Because Tom Cruise is NOT Gay!

Thursday, January 20, 2011

The Spider: Nature's Handmaiden or Tool of Satan?

I was having a vigorous debate with a local Wuss the other day.  Here is a excerpt:


Scott: I fucking hate spiders.  They should all die.


Wuss: Spiders aren’t so bad.


Scott: If I ever got godlike powers, they would all die.


Wuss: Spiders are beneficial, they eat other insects you know.


Scott: So we are keeping spiders around so they will eat the other insects?  Fuck them too.  I’ll buy an extra can of raid.


Wuss: You can’t get rid of the spiders, they are an important part of the ecosystem.

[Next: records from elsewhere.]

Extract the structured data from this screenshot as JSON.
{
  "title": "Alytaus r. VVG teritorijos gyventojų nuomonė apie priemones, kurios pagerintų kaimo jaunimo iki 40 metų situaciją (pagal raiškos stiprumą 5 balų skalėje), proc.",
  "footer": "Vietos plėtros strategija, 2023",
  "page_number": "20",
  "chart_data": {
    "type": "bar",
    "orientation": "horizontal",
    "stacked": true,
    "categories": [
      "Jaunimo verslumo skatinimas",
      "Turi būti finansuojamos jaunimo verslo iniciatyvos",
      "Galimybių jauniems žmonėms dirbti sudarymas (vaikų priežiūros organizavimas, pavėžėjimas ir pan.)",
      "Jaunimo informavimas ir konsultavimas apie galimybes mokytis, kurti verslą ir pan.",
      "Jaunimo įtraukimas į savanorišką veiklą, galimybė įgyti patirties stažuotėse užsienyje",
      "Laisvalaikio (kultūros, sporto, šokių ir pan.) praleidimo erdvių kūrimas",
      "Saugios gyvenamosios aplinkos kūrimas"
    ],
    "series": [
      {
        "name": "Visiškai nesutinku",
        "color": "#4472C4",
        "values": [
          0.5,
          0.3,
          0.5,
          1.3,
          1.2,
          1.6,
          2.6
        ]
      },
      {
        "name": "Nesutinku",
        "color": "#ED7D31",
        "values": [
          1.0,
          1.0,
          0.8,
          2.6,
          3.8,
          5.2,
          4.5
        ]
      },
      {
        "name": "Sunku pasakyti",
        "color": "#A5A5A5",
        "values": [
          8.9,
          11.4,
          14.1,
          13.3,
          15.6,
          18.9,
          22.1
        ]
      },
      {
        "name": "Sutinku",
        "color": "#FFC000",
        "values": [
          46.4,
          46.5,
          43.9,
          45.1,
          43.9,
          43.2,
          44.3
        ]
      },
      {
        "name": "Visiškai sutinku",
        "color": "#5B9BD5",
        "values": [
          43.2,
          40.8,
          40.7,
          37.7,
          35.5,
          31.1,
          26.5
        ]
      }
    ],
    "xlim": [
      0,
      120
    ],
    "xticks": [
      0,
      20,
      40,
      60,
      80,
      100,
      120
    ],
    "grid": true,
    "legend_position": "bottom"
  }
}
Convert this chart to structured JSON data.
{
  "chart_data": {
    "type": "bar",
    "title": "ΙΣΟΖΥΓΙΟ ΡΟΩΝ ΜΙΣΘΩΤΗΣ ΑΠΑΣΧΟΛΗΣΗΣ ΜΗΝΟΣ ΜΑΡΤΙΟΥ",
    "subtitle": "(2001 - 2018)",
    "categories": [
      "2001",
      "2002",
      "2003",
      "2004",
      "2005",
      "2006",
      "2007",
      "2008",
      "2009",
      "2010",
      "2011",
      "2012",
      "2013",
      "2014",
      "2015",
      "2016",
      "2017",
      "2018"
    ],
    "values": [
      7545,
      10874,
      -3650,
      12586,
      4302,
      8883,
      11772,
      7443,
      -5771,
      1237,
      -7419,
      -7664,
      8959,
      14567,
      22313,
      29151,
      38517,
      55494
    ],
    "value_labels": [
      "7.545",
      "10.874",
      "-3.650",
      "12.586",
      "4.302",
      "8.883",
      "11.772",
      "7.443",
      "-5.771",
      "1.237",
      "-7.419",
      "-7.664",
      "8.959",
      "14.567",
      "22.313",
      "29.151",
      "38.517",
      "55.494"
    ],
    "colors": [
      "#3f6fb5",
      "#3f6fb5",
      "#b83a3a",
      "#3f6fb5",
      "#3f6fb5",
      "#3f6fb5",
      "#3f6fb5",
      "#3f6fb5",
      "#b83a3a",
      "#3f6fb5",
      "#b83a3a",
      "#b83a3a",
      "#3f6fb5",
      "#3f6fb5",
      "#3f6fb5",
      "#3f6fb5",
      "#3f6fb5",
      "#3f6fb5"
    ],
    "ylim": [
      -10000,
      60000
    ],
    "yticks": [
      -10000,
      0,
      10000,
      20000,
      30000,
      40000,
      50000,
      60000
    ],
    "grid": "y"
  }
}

Scott: The fucking Earth will adjust.  The planet didn’t fucking implode when the last dodo died, did it?


Wuss: It would cause some sort of problem.  What would the birds eat?


Scott: They can eat each other for all I care.  Were the birds crying for me when they stopped making Dino Pebbles cereal?  I don’t fucking think so.  Ok, I can compromise.  I would just have a radius of 25 miles around me that any insect closer than 25 miles would instantly vaporize.


Wuss: Get serious.


Scott: I am serious; I’m talking 25 miles up and down too.  I don’t need bugs under my feet.  And fuck vaporizing them, I don’t want to be breathing bug fumes – they all get instantly teleported into the center of the sun.


I think I got my point across, don't you?